И вообще вокруг, стоило только повнимательнее оглядеться, обнаруживалось предостаточно хороших людей.
Борис, как и сообщил мне заранее, сказал важные для него слова обо мне, о моей поэзии. Не стану их пересказывать. Это были действительно хорошие слова.
Я, как и обещал ему заранее, прочитал два стихотворения из «Скифских хроник», написанных в Коктебеле.
Мне поаплодировали. Кто-то фотографировал.
Я вернулся на свое место, рядом с сияющей Евой.
Сидевший впереди Василий Асмус обернулся ко мне – и, весь лучась широко раскрытыми глазами, сквозь очки, – из зрачков, из души, – сказал мне совершенно по-детски, отрыто и прямо:
– У вас очень хорошие стихи.
– Спасибо! – ответил я ему.
И вдруг увидел – какой же это светлый человек!
Вот бывает ведь такое – свет его увидел.
Более того, я мгновенно понял: уж он-то мои стихи – понимает.
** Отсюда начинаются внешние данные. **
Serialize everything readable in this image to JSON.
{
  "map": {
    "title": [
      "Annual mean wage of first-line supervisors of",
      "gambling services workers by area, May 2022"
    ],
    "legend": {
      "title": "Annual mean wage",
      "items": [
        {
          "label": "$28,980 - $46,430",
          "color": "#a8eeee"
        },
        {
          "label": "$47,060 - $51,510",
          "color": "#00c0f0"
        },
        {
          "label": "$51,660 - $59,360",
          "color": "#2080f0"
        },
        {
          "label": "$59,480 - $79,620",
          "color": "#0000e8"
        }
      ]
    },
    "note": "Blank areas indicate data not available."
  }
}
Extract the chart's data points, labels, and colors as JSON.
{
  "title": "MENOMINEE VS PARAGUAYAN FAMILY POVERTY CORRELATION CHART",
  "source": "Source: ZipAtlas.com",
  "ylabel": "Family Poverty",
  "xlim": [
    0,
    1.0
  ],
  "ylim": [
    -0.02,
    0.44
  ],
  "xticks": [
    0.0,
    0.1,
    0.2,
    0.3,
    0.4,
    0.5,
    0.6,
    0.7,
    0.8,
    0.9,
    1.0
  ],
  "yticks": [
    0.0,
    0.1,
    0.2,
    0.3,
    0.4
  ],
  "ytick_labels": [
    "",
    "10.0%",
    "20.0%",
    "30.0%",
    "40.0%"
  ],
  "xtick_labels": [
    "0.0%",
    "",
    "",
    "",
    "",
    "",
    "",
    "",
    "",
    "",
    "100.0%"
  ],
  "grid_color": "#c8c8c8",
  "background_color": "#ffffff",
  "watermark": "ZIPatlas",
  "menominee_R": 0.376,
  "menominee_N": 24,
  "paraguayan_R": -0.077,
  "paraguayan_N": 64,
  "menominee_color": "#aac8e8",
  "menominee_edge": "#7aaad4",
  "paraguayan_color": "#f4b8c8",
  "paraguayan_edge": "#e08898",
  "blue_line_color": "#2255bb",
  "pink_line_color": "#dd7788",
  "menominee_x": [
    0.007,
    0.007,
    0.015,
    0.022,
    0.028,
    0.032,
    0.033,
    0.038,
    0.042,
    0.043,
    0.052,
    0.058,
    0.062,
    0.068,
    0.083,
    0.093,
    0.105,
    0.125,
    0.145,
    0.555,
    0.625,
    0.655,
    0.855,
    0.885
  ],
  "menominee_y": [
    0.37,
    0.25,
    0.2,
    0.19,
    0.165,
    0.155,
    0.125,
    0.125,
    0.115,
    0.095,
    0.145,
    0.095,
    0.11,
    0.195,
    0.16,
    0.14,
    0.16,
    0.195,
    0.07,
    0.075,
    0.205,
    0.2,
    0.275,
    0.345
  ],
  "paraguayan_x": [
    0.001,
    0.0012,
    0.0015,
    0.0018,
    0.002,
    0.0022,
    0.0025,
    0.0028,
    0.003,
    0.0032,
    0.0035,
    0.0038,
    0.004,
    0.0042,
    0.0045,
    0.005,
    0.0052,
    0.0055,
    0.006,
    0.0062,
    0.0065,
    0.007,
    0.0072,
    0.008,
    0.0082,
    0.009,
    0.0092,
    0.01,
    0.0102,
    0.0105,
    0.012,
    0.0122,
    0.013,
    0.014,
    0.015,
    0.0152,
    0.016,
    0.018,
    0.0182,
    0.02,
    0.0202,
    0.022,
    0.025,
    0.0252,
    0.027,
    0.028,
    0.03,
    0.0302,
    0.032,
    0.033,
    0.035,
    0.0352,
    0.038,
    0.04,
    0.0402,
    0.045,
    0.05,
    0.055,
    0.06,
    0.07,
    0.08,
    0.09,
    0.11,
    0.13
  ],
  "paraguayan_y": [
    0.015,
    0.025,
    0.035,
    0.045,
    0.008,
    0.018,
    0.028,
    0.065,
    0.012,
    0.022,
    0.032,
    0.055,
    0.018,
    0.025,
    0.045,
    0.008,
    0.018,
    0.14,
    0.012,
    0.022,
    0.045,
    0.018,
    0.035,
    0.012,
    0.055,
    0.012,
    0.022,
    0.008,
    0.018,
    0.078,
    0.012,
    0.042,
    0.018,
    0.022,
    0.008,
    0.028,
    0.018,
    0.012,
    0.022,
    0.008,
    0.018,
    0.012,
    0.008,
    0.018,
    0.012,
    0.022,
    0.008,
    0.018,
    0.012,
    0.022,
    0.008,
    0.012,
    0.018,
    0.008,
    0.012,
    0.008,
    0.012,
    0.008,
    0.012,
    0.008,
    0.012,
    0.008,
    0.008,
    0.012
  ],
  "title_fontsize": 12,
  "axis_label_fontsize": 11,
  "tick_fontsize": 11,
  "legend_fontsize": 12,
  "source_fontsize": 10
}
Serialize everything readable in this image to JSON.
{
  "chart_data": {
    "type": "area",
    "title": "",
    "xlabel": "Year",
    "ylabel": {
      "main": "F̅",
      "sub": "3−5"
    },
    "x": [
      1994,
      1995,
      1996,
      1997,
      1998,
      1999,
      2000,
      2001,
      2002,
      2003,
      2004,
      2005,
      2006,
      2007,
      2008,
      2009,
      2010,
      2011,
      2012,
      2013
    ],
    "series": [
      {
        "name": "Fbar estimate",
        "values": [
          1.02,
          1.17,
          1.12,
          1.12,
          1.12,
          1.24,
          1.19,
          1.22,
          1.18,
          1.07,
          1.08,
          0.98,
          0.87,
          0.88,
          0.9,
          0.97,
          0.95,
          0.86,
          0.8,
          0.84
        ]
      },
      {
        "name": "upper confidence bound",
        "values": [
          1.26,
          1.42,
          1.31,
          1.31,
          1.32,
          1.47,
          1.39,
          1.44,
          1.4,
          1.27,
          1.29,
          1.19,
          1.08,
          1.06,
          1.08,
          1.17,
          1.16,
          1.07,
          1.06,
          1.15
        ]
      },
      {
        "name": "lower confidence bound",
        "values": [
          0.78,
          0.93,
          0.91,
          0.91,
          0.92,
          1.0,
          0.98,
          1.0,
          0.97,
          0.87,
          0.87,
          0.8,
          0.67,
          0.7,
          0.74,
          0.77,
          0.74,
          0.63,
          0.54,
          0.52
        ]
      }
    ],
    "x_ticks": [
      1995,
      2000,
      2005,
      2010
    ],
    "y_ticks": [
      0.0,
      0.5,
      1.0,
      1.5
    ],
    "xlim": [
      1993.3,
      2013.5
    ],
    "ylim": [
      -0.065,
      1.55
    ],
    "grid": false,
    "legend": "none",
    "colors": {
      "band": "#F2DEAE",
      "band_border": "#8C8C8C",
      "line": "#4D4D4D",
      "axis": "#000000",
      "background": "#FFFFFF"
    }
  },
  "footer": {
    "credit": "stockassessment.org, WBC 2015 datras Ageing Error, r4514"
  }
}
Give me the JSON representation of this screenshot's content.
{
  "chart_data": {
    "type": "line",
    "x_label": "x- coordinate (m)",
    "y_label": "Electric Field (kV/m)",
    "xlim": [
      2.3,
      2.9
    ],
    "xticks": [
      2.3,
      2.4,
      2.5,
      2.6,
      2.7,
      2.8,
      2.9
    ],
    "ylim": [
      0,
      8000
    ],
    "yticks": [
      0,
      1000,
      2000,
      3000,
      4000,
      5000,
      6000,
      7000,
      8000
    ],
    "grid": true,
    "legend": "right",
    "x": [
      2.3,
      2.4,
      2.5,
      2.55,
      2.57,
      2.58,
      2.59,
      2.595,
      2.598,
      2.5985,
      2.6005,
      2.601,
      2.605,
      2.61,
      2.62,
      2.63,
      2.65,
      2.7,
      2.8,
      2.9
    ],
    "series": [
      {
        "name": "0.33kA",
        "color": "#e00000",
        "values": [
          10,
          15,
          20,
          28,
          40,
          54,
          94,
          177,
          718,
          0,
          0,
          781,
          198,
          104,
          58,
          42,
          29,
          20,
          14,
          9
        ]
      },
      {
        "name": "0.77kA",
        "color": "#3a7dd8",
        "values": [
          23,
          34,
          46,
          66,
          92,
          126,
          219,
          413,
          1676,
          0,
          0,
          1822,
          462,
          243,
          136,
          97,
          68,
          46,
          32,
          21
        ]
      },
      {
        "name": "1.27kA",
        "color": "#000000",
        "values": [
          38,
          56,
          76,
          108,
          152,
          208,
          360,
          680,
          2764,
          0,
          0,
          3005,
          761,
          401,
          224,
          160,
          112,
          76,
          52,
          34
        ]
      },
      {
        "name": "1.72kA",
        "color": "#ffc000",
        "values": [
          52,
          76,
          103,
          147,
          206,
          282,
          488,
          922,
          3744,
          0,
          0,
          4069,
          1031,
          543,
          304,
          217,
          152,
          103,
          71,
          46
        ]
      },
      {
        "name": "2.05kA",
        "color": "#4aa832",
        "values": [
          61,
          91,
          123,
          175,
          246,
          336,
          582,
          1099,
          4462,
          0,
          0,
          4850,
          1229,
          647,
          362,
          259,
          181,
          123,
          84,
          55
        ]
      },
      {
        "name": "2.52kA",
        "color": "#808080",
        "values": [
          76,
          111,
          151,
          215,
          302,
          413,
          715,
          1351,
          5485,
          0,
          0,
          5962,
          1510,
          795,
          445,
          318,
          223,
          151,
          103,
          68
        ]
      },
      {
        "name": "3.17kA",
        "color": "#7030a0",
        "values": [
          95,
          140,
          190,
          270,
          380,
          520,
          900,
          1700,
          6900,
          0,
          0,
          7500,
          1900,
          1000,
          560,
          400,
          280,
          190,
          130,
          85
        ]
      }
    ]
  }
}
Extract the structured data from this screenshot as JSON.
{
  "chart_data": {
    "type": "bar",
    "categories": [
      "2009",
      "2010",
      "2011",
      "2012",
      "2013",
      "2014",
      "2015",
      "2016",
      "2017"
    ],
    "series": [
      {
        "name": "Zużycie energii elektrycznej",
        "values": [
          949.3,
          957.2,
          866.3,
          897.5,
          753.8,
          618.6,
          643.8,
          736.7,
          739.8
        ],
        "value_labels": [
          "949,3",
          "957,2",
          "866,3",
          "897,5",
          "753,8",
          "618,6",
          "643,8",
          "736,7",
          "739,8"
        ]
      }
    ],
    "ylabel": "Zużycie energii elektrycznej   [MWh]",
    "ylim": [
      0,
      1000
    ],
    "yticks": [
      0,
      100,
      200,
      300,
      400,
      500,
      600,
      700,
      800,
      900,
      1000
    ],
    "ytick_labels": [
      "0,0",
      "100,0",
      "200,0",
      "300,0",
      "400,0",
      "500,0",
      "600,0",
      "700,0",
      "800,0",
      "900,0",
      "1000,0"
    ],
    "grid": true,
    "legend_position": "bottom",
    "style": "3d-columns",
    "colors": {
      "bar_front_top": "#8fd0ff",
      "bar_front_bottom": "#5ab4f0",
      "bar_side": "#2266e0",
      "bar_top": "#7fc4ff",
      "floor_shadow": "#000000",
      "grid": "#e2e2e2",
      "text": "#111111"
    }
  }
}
Ощущение это выразить трудно. Понимание такое – вещь редкостная. И чувствуешь его – сразу. Чуешь – правду его. Тон его. Дух его. Видишь – свет понимания. Подлинного, Человеческого. Принимаешь его – и хранишь в себе. Оберегаешь от ненужных вторжений. Защищаешь – порой как воин. Знаешь: есть понимание. И светлее с ним жить на земле.
Вася Асмус был – воплощенное в живом, в живейшем человеке, в таком, каких очень мало, в таком, которого вдруг открываешь для себя, словно великое географическое открытие совершаешь, словно материк новый открываешь, а может, и планету, звезду открываешь, и уже кажется тебе, нет, уже веришь, уже знаешь, что так вот все и должно было произойти, – воплощенное в земном, но с несомненным отношением к вселенской жизни, человеке, со светом звездным в человеке, – понимание.Он сидел совсем рядом, чуть впереди меня. И все, совершенно все в мире – видел, слышал и понимал.